Fasten-Belt Light Isn't Off at SAS
SAS has pulled itself out of a tailspin.
The Scandinavian airline is expected in the year to October to have made its first annual profit since 2007, thanks to an aggressive restructuring. Its shares have soared almost 120% this year, making it the best-performing airline stock in Europe.
But the skies are never clear for long in the aviation business.
A year on from an ambitious cost-cutting plan that Chief Executive Rickard Gustafson described as SAS's "final call," the airline has made good progress. It has cut hundreds of administrative jobs and teed up a deal to sell its ground-handling unit to Swissport. Wage cuts and revised working hours for its crews mean greater flexibility to add capacity in peak periods. SAS already has booked about 1.5 billion Swedish kronor ($226 million) in cost savings, half the amount it is aiming for by 2015.

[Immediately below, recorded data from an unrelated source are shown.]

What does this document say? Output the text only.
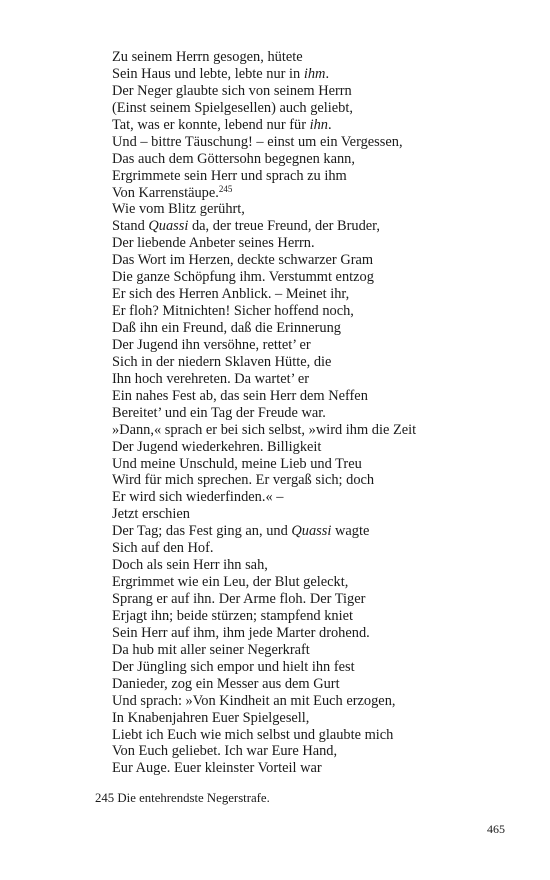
Zu seinem Herrn gesogen, hütete
Sein Haus und lebte, lebte nur in ihm.
Der Neger glaubte sich von seinem Herrn
(Einst seinem Spielgesellen) auch geliebt,
Tat, was er konnte, lebend nur für ihn.
Und – bittre Täuschung! – einst um ein Vergessen,
Das auch dem Göttersohn begegnen kann,
Ergrimmete sein Herr und sprach zu ihm
Von Karrenstäupe.$^{245}$
Wie vom Blitz gerührt,
Stand Quassi da, der treue Freund, der Bruder,
Der liebende Anbeter seines Herrn.
Das Wort im Herzen, deckte schwarzer Gram
Die ganze Schöpfung ihm. Verstummt entzog
Er sich des Herren Anblick. – Meinet ihr,
Er floh? Mitnichten! Sicher hoffend noch,
Daß ihn ein Freund, daß die Erinnerung
Der Jugend ihn versöhne, rettet’ er
Sich in der niedern Sklaven Hütte, die
Ihn hoch verehreten. Da wartet’ er
Ein nahes Fest ab, das sein Herr dem Neffen
Bereitet’ und ein Tag der Freude war.
»Dann,« sprach er bei sich selbst, »wird ihm die Zeit
Der Jugend wiederkehren. Billigkeit
Und meine Unschuld, meine Lieb und Treu
Wird für mich sprechen. Er vergaß sich; doch
Er wird sich wiederfinden.« –
Jetzt erschien
Der Tag; das Fest ging an, und Quassi wagte
Sich auf den Hof.
Doch als sein Herr ihn sah,
Ergrimmet wie ein Leu, der Blut geleckt,
Sprang er auf ihn. Der Arme floh. Der Tiger
Erjagt ihn; beide stürzen; stampfend kniet
Sein Herr auf ihm, ihm jede Marter drohend.
Da hub mit aller seiner Negerkraft
Der Jüngling sich empor und hielt ihn fest
Danieder, zog ein Messer aus dem Gurt
Und sprach: »Von Kindheit an mit Euch erzogen,
In Knabenjahren Euer Spielgesell,
Liebt ich Euch wie mich selbst und glaubte mich
Von Euch geliebet. Ich war Eure Hand,
Eur Auge. Euer kleinster Vorteil war
245 Die entehrendste Negerstrafe.
465
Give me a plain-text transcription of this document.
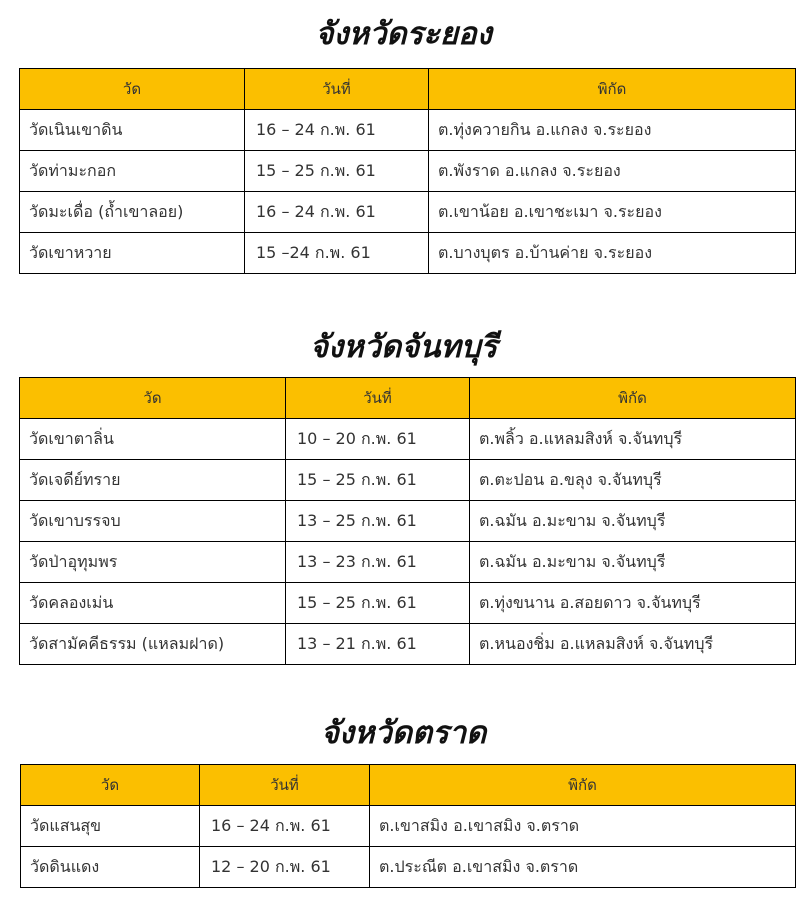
จังหวัดระยอง
วัด	วันที่	พิกัด
วัดเนินเขาดิน	16 – 24 ก.พ. 61	ต.ทุ่งควายกิน อ.แกลง จ.ระยอง
วัดท่ามะกอก	15 – 25 ก.พ. 61	ต.พังราด อ.แกลง จ.ระยอง
วัดมะเดื่อ (ถ้ำเขาลอย)	16 – 24 ก.พ. 61	ต.เขาน้อย อ.เขาชะเมา จ.ระยอง
วัดเขาหวาย	15 –24 ก.พ. 61	ต.บางบุตร อ.บ้านค่าย จ.ระยอง
จังหวัดจันทบุรี
วัด	วันที่	พิกัด
วัดเขาตาลิ่น	10 – 20 ก.พ. 61	ต.พลิ้ว อ.แหลมสิงห์ จ.จันทบุรี
วัดเจดีย์ทราย	15 – 25 ก.พ. 61	ต.ตะปอน อ.ขลุง จ.จันทบุรี
วัดเขาบรรจบ	13 – 25 ก.พ. 61	ต.ฉมัน อ.มะขาม จ.จันทบุรี
วัดป่าอุทุมพร	13 – 23 ก.พ. 61	ต.ฉมัน อ.มะขาม จ.จันทบุรี
วัดคลองเม่น	15 – 25 ก.พ. 61	ต.ทุ่งขนาน อ.สอยดาว จ.จันทบุรี
วัดสามัคคีธรรม (แหลมฝาด)	13 – 21 ก.พ. 61	ต.หนองชิ่ม อ.แหลมสิงห์ จ.จันทบุรี
จังหวัดตราด
วัด	วันที่	พิกัด
วัดแสนสุข	16 – 24 ก.พ. 61	ต.เขาสมิง อ.เขาสมิง จ.ตราด
วัดดินแดง	12 – 20 ก.พ. 61	ต.ประณีต อ.เขาสมิง จ.ตราด
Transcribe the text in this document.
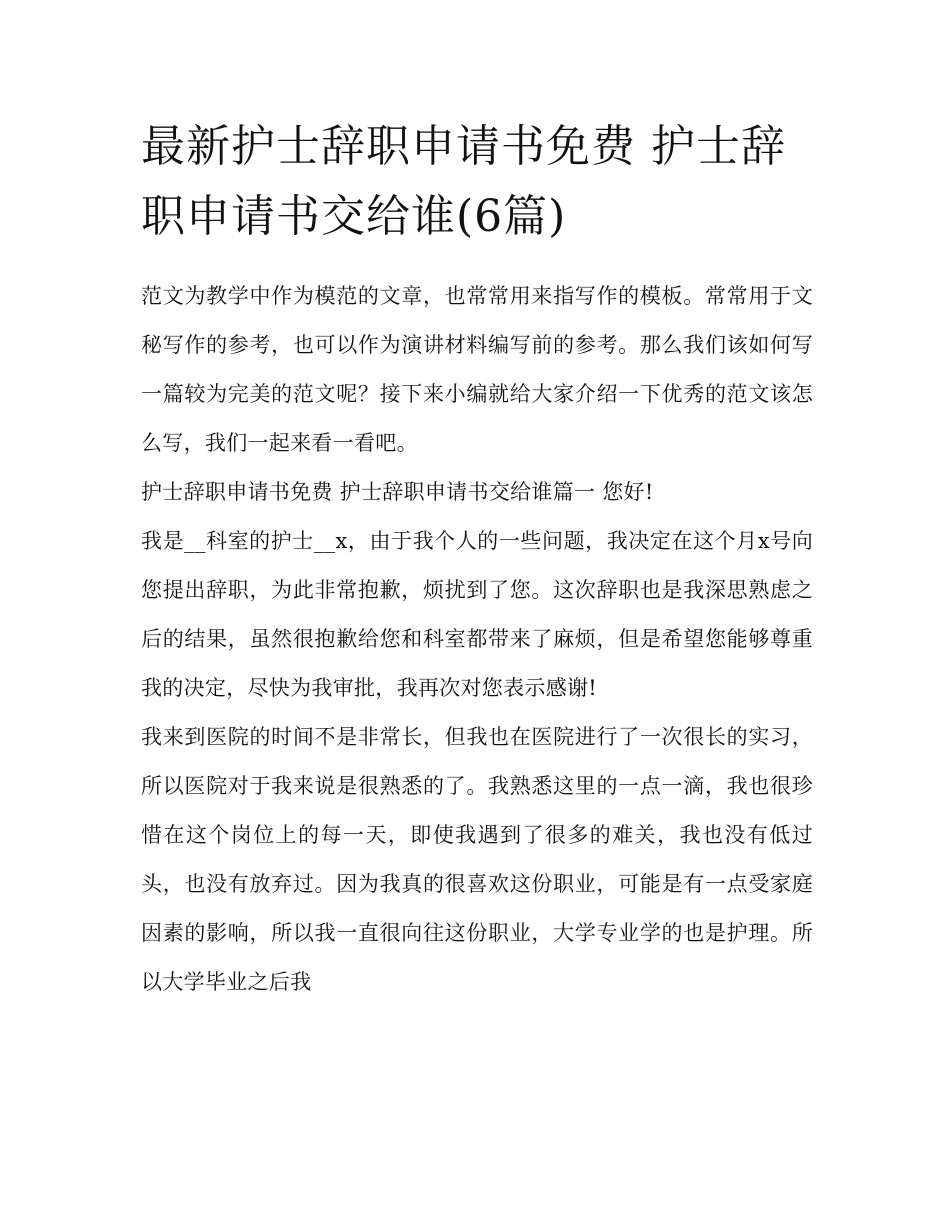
最新护士辞职申请书免费 护士辞职申请书交给谁(6篇)

范文为教学中作为模范的文章，也常常用来指写作的模板。常常用于文秘写作的参考，也可以作为演讲材料编写前的参考。那么我们该如何写一篇较为完美的范文呢？接下来小编就给大家介绍一下优秀的范文该怎么写，我们一起来看一看吧。

护士辞职申请书免费 护士辞职申请书交给谁篇一 您好!

我是__科室的护士__x，由于我个人的一些问题，我决定在这个月x号向您提出辞职，为此非常抱歉，烦扰到了您。这次辞职也是我深思熟虑之后的结果，虽然很抱歉给您和科室都带来了麻烦，但是希望您能够尊重我的决定，尽快为我审批，我再次对您表示感谢!

我来到医院的时间不是非常长，但我也在医院进行了一次很长的实习，所以医院对于我来说是很熟悉的了。我熟悉这里的一点一滴，我也很珍惜在这个岗位上的每一天，即使我遇到了很多的难关，我也没有低过头，也没有放弃过。因为我真的很喜欢这份职业，可能是有一点受家庭因素的影响，所以我一直很向往这份职业，大学专业学的也是护理。所以大学毕业之后我
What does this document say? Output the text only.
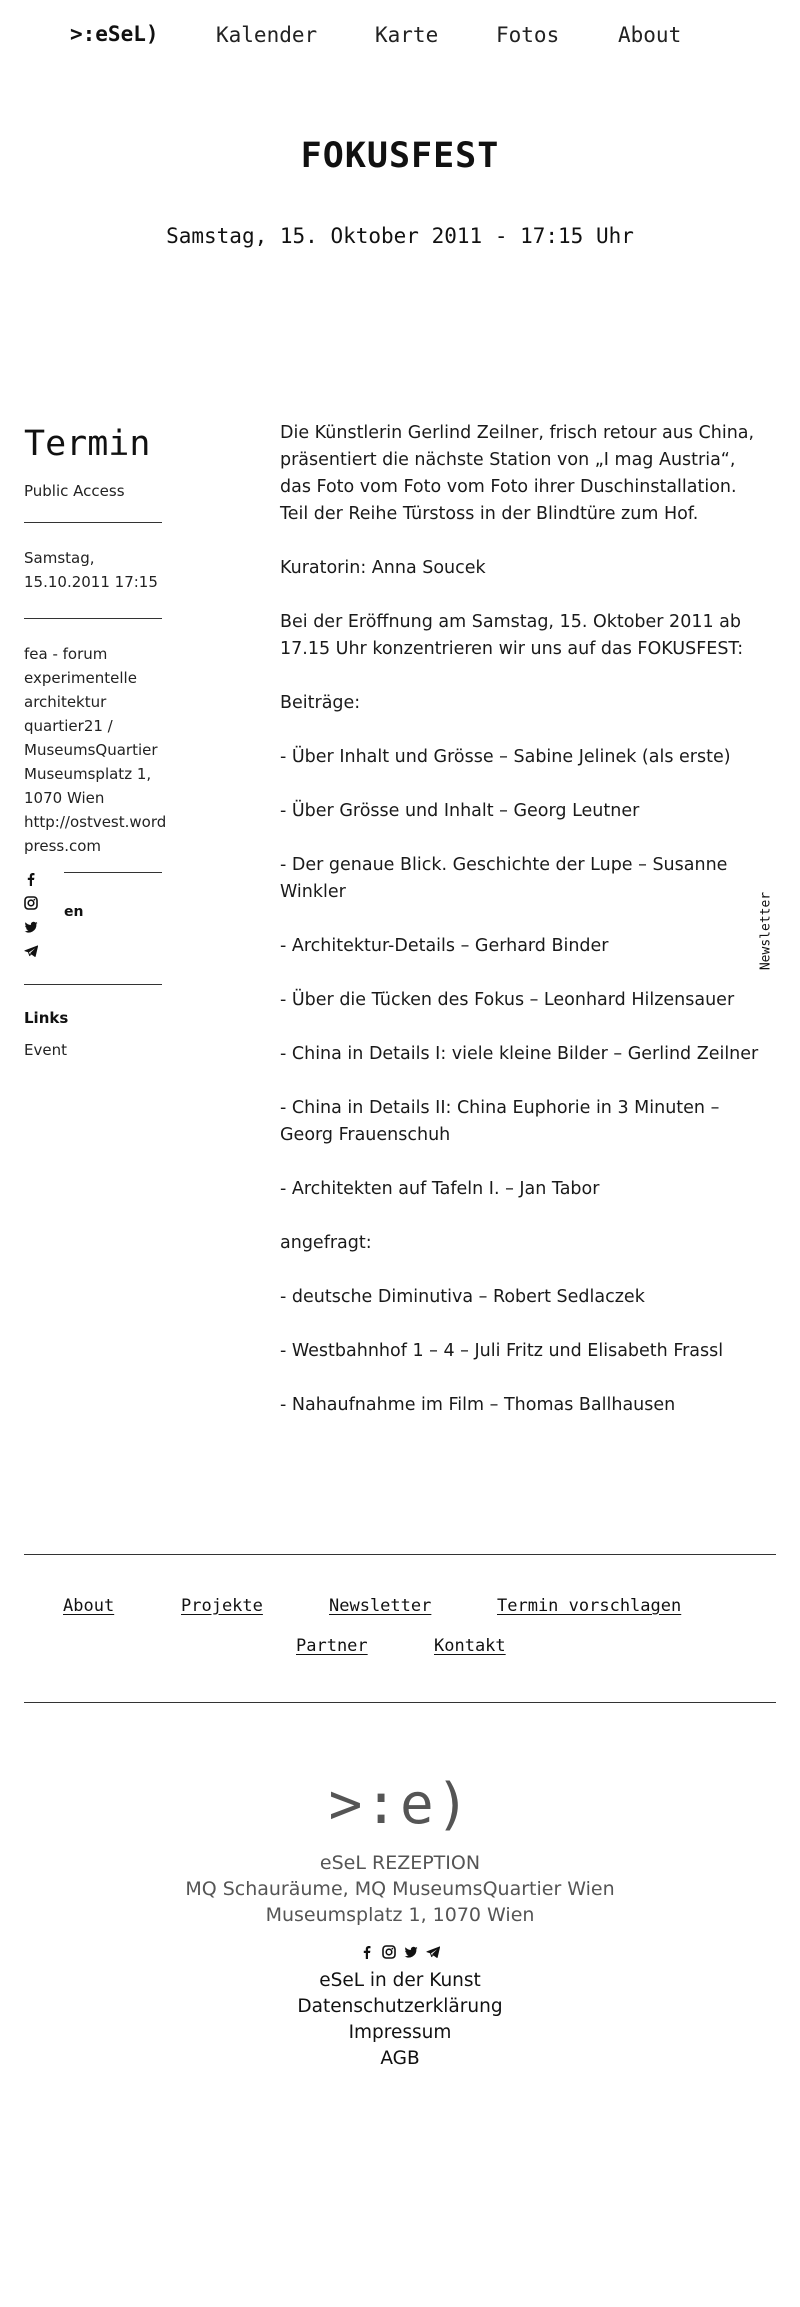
>:eSeL)	Kalender	Karte	Fotos	About
FOKUSFEST
Samstag, 15. Oktober 2011 - 17:15 Uhr
Termin
Public Access
Samstag,
15.10.2011 17:15
fea - forum
experimentelle
architektur
quartier21 /
MuseumsQuartier
Museumsplatz 1,
1070 Wien
http://ostvest.word
press.com
en
Links
Event

Die Künstlerin Gerlind Zeilner, frisch retour aus China, präsentiert die nächste Station von „I mag Austria“, das Foto vom Foto vom Foto ihrer Duschinstallation. Teil der Reihe Türstoss in der Blindtüre zum Hof.

Kuratorin: Anna Soucek

Bei der Eröffnung am Samstag, 15. Oktober 2011 ab 17.15 Uhr konzentrieren wir uns auf das FOKUSFEST:

Beiträge:

- Über Inhalt und Grösse – Sabine Jelinek (als erste)

- Über Grösse und Inhalt – Georg Leutner

- Der genaue Blick. Geschichte der Lupe – Susanne Winkler

- Architektur-Details – Gerhard Binder

- Über die Tücken des Fokus – Leonhard Hilzensauer

- China in Details I: viele kleine Bilder – Gerlind Zeilner

- China in Details II: China Euphorie in 3 Minuten – Georg Frauenschuh

- Architekten auf Tafeln I. – Jan Tabor

angefragt:

- deutsche Diminutiva – Robert Sedlaczek

- Westbahnhof 1 – 4 – Juli Fritz und Elisabeth Frassl

- Nahaufnahme im Film – Thomas Ballhausen

Newsletter
About	Projekte	Newsletter	Termin vorschlagen
Partner	Kontakt
>:e)
eSeL REZEPTION
MQ Schauräume, MQ MuseumsQuartier Wien
Museumsplatz 1, 1070 Wien
eSeL in der Kunst
Datenschutzerklärung
Impressum
AGB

The snag: The sales outlook has dimmed.
Fears over Ryanair Holdings RYAAY -0.96% ' plans to fly into more Nordic cities look overdone; the low-cost carrier doesn't serve main airports like SAS. But SAS flies wing to wing with low-cost regional rival Norwegian Air Shuttle NAS.OS +0.51% on 70% of its routes. And Norwegian is adding over 30% to seat capacity in the final quarter of this year alone. Norwegian has started flying long haul so some of that will be outside Scandinavia. SAS is only expected to add 3% to 4% to capacity throughout fiscal 2014, according to HSBC.
SAS reckons it can boost sales by attracting more leisure travelers, where demand is forecast to rise 6% to 8% a year compared with a flat market for business travel. And SAS's restructuring aims to cut unit costs 15% by 2015, making it more competitive.
But the flag carrier's unit costs still are roughly double Norwegian's before adjusting for its longer average routes. Even assuming holiday travelers are willing to pay a premium to fly SAS, it isn't clear how the carrier can compete profitably in the long term.
SAS might look like a good value at 2.8 forecast 2014 earnings before interest, taxes, depreciation and amortization, when peers like Deutsche Lufthansa LHA.XE +1.71% and Air France-KLM, AF.FR -1.06% which also are restructuring, trade at more than three times.
Even so, small changes in sales will have a big impact on still-fragile earnings.